Re: double switch

Hi Kai,

Thanks for the reply. 

> 1) that it can transform into conjunctive normal form 

How do you get it into negated normal form first, given the absense of
the negation equalities (or do you assume that the formula is given in
nnf)?

> I don't even know how to embed the sequent calculus in a natural way.

I don't see where the proof of your Theorem 2.3.3 breaks down for this
system?

> Now, your question about the deduction theorem is not so easily
> answered for (the symmetric closure of) this system. I don't see how
> to prove it, but I also didn't try much.

Unless I'm missing something, this seems to work. First, [A,f]/A is
derivable:

    [A,f]
w_  -----
    [A,A]
c_  -----
      A  

(By symmetry we get A/(A,t) also). One can then use, essentially, what
Robert pointed out to derive switch also. The deduction theorem then
goes through in the normal way. 

I guess the equalities missing are the negation rules and context
closure? 
      
> Also: what's the value of a deduction theorem? The one-sided sequent
> calculus for predicate logic seems to do pretty well without one.

I take its value a bit philosophically: It shows that whatever notion of
implication we are using matches up with the notion of derivability that
we are using. This is nice, because one usually performs deductions when
performing proofs of implications in practice. I guess the other option
is to use a different sort of implication.. The one sided calculus goes
around this issue by "hiding" implication. 

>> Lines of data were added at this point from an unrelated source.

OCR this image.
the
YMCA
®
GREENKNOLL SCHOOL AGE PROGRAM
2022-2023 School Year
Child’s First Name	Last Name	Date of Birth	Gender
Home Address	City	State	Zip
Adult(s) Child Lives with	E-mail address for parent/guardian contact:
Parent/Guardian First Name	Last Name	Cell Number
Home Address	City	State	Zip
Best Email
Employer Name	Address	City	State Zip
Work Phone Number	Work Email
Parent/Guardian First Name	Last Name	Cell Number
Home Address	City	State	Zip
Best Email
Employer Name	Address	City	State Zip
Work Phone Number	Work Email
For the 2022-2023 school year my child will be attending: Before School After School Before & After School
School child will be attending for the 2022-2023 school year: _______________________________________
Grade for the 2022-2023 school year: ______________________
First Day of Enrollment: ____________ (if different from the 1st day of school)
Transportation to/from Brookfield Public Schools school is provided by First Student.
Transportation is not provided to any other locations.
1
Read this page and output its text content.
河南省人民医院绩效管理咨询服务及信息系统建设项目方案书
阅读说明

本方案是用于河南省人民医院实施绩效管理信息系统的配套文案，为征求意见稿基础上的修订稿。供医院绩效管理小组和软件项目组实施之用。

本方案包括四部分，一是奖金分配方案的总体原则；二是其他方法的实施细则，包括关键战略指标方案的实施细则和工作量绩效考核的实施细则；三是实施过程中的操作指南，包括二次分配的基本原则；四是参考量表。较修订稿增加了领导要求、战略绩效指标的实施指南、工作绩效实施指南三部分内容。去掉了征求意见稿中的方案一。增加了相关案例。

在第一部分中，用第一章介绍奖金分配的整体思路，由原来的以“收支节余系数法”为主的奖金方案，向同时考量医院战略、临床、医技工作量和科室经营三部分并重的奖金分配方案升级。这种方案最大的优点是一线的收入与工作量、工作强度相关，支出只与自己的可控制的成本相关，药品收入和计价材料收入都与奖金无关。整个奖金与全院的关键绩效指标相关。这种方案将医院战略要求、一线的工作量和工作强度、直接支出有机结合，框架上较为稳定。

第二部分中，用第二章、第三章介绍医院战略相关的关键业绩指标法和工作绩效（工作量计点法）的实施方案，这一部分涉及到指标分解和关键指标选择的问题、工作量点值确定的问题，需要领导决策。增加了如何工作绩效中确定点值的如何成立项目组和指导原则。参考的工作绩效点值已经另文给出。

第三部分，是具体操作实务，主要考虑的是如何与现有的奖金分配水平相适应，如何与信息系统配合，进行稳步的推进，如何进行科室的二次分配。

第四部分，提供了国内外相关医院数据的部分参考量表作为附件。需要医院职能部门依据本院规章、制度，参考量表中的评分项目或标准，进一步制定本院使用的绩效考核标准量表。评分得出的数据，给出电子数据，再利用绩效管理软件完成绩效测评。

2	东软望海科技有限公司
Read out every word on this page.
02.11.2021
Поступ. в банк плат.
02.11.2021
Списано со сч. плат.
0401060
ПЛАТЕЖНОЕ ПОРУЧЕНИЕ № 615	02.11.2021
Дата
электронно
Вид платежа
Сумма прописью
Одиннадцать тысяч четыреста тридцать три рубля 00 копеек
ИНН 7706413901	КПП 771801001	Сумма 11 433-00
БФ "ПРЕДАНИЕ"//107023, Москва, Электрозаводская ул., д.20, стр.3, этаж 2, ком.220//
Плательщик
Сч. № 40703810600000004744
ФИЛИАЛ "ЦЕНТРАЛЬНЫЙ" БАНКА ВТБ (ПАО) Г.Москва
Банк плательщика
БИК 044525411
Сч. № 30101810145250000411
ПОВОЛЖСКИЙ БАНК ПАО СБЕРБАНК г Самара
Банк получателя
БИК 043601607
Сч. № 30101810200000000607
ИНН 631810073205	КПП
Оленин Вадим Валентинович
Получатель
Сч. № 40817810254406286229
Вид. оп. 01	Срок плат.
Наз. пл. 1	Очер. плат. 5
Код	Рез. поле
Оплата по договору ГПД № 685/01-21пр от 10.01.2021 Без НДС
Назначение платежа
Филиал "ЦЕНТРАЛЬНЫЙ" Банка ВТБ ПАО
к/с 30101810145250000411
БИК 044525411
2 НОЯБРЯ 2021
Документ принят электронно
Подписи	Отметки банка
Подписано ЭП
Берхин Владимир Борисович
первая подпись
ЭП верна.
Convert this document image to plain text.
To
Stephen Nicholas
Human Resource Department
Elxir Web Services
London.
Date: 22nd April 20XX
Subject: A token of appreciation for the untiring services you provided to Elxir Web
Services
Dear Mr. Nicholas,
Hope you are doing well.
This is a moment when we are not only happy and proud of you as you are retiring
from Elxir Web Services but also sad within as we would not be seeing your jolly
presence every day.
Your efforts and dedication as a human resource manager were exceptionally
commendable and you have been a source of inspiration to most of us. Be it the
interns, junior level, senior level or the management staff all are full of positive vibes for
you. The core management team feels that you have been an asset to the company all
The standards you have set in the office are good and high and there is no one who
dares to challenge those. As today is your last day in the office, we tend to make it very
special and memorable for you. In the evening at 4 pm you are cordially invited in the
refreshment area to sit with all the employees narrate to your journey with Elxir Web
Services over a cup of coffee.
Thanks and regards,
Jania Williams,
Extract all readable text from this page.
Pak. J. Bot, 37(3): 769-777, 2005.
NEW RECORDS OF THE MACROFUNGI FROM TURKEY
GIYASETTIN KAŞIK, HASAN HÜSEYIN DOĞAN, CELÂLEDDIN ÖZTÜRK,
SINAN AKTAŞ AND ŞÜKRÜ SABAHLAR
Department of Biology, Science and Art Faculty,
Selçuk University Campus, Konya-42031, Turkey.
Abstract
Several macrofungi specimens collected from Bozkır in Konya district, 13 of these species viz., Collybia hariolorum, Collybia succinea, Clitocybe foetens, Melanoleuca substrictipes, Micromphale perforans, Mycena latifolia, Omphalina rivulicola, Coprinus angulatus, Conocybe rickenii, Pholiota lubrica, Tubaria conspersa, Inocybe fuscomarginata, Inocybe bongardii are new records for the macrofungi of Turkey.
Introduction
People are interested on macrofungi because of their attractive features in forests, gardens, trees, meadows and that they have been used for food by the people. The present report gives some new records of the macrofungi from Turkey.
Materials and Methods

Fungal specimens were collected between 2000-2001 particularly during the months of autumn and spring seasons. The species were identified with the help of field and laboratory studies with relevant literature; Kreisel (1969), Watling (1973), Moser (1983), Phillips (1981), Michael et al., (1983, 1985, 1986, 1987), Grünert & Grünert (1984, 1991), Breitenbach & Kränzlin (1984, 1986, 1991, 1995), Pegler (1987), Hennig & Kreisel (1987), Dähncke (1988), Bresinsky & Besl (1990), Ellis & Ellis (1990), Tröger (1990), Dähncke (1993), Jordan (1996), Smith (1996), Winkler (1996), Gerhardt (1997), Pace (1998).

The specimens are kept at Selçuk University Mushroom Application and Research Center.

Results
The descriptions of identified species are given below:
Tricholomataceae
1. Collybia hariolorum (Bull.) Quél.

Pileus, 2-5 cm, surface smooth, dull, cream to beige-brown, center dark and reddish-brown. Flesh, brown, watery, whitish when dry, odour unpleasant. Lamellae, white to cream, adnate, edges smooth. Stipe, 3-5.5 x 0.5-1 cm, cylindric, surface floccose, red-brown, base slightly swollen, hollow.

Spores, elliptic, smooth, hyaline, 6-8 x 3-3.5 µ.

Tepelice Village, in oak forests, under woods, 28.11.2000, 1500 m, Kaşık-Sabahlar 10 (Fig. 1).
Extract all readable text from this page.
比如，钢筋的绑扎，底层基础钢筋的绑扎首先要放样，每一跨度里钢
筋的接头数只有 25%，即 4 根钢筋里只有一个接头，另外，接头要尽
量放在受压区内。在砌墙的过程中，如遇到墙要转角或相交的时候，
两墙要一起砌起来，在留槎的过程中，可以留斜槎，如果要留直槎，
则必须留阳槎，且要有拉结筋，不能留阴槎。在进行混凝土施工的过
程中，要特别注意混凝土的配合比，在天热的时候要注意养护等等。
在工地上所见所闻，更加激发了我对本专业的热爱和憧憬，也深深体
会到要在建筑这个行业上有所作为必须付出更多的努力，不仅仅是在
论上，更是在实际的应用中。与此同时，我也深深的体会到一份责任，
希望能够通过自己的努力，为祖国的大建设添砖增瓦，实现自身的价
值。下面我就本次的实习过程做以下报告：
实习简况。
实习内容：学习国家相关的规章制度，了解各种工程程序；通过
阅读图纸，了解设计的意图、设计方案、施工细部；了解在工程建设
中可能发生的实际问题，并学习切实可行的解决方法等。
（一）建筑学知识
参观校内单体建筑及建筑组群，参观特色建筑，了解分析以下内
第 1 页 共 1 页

> Btw, I'm flattered, I didn't know you were reading my thesis. Are you
> after something specific?

Your thesis was passed onto me by an ANU proof theorist with a penchant
for display logic...I suppose that I am after an introduction to CoS.
Between your thesis and Alessio's "System of interaction and structure"
(which I am yet to read), I guess that I will get that.

Jon

-- 
http://rsise.anu.edu.au/~jon